For starters, notes author Doug Ramsey, while the U.S. market has lately seen a muted celebration of nominal all-time highs, it’s important to note how pitifully the traditional, capitalization-weighted Standard & Poor’s 500 index has performed since setting its Irrationally Exuberant record almost exactly 13 years ago, i.e., back when mega-members Cisco Systems, Dell, and Microsoft could do no wrong. So much for that bias. According to Leuthold, an equal-weighted version of the S&P 500—one that gives every component the same representation—has since outpaced its traditional counterpart to the tune of 115 percent vs. 2.7 percent. Meaning the index’s small and midsize companies have been crushing their blue chip cousins.
Another data point in the revenge of smaller companies: in December 1999, near the peak of big-cap mania, small caps traded at a 40 percent valuation discount to their big cousins. Now, after a decade-plus of hedge funds and buyout shops flocking to small, highly acquirable companies, they fetch a 19 percent premium. Moral of the story: Never forget to go small and midsize when investing.

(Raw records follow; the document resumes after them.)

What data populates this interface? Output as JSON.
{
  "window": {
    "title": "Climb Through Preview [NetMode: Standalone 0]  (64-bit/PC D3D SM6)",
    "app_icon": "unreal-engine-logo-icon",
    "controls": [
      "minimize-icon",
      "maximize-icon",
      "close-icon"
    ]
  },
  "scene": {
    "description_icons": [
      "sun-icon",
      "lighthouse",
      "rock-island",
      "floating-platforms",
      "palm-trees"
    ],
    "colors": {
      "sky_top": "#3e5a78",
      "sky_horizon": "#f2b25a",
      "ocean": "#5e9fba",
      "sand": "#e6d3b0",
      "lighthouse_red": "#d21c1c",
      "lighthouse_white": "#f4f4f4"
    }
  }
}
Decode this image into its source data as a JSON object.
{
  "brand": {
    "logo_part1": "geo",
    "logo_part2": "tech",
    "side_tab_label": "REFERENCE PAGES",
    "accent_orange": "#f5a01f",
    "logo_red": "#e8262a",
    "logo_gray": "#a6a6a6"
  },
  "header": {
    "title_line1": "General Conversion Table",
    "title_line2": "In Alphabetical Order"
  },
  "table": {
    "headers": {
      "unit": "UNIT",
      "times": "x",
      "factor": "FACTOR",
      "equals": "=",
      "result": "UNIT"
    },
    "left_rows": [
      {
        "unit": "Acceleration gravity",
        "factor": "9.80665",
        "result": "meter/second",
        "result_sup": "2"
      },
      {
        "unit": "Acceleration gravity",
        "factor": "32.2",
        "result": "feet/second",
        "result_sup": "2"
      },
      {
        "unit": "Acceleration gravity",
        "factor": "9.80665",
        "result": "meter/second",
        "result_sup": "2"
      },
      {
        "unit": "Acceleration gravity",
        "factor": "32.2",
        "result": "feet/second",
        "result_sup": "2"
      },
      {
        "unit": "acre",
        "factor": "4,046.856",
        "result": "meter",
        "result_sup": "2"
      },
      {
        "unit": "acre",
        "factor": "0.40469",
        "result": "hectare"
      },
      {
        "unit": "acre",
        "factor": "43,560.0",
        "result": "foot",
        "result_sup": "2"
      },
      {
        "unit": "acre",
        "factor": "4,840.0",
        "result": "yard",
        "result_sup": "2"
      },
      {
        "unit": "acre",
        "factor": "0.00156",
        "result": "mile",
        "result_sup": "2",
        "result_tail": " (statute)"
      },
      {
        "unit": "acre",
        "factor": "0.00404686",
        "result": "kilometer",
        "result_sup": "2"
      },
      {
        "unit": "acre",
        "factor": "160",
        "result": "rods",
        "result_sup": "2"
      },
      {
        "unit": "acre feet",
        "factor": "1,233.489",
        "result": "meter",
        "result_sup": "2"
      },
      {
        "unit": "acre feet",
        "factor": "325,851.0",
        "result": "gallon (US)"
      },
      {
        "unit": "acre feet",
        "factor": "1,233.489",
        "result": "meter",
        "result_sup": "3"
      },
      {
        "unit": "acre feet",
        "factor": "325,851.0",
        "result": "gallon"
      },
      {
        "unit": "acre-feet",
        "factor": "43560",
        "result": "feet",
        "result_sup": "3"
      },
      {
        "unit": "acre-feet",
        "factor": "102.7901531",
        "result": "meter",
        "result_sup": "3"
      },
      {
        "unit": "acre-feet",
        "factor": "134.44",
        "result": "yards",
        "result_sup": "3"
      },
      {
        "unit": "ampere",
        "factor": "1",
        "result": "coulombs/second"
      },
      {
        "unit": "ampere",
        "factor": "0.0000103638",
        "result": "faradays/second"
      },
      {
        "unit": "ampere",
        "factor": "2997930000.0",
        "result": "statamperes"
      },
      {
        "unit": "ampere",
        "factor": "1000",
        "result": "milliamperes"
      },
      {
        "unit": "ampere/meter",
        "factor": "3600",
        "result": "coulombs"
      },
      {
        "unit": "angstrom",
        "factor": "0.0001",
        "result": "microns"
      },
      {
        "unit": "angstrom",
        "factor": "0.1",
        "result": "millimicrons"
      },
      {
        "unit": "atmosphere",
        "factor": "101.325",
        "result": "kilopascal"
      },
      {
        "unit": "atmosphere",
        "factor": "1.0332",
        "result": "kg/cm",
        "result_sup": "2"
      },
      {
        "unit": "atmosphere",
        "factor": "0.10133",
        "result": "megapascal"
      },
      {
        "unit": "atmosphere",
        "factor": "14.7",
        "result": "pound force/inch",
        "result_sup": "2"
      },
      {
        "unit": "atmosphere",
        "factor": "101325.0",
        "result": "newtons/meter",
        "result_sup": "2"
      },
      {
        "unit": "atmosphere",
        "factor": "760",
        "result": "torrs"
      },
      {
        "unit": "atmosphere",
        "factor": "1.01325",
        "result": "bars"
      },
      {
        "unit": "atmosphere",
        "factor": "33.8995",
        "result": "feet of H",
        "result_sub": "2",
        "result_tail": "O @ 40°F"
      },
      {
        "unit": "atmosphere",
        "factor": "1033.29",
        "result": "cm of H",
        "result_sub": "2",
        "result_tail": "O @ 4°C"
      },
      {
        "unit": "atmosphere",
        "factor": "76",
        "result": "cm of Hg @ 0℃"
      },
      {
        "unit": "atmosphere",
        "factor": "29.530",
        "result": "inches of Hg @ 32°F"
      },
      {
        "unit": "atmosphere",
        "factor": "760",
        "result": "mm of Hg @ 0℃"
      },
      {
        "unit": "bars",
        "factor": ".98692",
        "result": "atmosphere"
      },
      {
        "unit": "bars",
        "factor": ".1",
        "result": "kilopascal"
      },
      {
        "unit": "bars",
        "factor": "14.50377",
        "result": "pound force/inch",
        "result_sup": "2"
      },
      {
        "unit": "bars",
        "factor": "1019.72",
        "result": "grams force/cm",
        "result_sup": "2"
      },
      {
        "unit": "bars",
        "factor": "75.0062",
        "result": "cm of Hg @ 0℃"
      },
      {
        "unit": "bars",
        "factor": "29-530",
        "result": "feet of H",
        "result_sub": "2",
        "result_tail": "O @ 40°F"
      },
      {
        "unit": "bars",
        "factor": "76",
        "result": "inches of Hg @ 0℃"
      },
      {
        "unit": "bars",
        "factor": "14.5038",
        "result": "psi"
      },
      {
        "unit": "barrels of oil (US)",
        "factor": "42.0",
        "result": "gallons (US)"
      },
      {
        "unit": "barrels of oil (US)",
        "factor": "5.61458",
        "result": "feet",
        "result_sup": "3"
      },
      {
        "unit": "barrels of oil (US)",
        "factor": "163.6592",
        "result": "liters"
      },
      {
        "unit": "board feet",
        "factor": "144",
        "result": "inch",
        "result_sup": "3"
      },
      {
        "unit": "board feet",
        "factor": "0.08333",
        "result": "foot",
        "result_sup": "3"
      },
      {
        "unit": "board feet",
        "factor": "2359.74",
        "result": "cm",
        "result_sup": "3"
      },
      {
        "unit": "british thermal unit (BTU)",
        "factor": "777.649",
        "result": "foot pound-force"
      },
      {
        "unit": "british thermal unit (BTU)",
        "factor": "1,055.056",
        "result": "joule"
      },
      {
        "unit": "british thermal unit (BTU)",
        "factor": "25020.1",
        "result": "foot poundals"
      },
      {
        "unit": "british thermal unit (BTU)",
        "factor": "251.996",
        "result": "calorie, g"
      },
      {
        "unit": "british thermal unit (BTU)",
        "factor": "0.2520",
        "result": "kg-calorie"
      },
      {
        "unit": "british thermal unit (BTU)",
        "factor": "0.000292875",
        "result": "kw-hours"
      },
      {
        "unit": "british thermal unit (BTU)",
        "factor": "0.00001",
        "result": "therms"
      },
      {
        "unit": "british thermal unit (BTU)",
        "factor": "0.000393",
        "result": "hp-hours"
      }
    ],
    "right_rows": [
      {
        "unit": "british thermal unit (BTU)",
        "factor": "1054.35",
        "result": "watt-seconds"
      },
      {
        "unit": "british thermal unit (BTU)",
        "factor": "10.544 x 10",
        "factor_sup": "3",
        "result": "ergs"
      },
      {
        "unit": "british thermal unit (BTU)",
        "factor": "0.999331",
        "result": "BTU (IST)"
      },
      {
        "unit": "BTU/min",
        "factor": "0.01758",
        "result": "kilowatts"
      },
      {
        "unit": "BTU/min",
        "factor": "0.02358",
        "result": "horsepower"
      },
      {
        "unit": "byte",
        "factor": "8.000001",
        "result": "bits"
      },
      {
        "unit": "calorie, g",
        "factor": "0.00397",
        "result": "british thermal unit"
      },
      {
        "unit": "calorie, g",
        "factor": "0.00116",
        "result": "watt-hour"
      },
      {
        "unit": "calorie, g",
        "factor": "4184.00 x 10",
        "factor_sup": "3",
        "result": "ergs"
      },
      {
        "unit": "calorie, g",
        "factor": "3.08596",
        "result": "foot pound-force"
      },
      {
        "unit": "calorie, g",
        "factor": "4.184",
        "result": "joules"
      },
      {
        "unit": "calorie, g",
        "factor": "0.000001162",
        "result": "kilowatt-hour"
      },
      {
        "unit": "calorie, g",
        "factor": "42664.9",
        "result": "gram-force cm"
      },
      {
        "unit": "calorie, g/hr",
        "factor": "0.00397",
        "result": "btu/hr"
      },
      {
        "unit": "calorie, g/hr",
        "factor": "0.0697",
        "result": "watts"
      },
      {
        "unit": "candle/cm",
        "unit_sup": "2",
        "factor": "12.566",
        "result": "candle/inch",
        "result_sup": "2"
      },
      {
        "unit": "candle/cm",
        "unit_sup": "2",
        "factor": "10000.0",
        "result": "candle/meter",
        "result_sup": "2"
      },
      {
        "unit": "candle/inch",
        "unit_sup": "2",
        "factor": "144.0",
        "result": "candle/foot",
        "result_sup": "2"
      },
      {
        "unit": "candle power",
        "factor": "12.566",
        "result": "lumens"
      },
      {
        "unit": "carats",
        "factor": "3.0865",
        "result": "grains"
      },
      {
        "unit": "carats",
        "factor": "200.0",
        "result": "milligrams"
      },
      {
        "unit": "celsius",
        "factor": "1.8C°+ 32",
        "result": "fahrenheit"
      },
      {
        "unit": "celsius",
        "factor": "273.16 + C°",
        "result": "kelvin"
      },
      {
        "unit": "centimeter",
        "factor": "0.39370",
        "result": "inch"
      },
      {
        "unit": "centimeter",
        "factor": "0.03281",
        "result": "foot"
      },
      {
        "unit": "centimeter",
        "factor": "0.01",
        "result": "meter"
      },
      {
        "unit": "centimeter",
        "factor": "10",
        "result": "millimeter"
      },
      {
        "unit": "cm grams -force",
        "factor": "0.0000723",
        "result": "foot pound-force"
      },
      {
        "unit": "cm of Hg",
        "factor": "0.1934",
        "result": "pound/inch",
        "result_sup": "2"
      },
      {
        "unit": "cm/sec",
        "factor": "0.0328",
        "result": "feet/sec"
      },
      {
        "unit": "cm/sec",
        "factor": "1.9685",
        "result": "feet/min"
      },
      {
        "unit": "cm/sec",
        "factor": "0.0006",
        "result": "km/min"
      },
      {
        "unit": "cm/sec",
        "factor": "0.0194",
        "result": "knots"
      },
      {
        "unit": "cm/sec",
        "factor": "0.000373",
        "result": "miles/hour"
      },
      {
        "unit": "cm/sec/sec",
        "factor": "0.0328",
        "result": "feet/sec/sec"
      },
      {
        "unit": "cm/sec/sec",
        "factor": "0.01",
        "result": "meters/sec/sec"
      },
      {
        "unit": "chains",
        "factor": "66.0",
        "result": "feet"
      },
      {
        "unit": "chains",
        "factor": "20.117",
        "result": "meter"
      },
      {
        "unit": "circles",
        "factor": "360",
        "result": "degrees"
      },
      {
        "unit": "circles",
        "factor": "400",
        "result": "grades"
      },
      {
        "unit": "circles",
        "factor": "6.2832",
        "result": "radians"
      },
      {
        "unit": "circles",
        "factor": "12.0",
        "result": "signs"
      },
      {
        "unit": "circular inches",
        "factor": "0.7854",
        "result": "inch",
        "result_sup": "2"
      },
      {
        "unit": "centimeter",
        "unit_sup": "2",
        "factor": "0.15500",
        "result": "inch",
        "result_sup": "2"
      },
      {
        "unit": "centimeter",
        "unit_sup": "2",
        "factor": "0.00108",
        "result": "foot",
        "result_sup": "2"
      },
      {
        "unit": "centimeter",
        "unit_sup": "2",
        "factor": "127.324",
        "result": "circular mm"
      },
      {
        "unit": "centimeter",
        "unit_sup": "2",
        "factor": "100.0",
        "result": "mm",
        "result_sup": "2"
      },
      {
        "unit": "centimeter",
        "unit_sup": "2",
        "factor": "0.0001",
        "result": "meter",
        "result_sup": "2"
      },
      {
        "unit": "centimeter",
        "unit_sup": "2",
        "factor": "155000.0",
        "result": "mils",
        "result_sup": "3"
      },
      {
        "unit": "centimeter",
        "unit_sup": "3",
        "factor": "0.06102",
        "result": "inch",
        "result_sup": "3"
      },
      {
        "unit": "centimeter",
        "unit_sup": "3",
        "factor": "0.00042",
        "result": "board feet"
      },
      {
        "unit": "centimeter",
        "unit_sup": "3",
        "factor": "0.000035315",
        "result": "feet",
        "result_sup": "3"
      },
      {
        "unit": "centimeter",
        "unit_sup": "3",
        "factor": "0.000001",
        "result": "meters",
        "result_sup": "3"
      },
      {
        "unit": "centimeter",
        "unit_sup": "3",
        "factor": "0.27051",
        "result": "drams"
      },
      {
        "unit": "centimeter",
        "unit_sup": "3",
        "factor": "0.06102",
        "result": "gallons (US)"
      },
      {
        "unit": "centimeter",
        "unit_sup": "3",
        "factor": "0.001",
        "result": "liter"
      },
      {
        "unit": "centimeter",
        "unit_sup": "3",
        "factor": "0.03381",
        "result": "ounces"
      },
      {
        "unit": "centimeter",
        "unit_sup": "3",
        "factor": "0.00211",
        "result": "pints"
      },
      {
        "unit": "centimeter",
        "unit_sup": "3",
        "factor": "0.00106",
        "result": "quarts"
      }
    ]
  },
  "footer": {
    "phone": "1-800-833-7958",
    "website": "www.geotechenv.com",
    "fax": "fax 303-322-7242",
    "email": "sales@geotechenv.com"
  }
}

Leuthold accompanies that analysis with one that shows surprising stock vs. Treasury returns in the 100 years since the Federal Reserve was authorized. While it’s commonly believed that the S&P 500 would, over the long-haul, outperform 10-year T-bonds—more risk, more reward—Leuthold’s Ramsey calculated that both have actually posted the exact annual gain of 5.2 percent since 1913. That is, until you factor in the kick of S&P 500 dividends, which goosed the annualized total return to 9.7 percent. Moral of the story: “Dividends,” writes Ramsey, which have been “overlooked in the past couple of decades, until very recently, are obviously a critical piece of this record.”
Though dividends have long been viewed as the province of the biggest and bluest of corporations, small guys are increasingly paying out dividends, too. Jenny Van Leeuwen Harrington, of equity-income shop Gilman Hill Asset Management, says that small and midcap companies make up her largest number of new investment candidates. “There are,” she notes, “a number of companies that have recently dramatically increased their dividends or that have a long history of steady dividend payments but for various reasons have never been terribly liquid or grown into a large market capitalization.”
She points to Garmin, with its $6.8 billion market cap, as well as $1.8 billion large cap MineSafety Appliance. In addition, she says investors continue to flock into master limited partnerships in search of dividend income; most MLPs are in the small to mid-market cap range and have distribution yields well above the broader market average. “Not only are the small to midcap stocks providing some of the highest dividend yields,” says Van Leeuwen Harrington. “But they are also providing some of the strongest capital appreciation.”
Moral of the whole story: You could do worse than diversify out of certain long-held investing truths.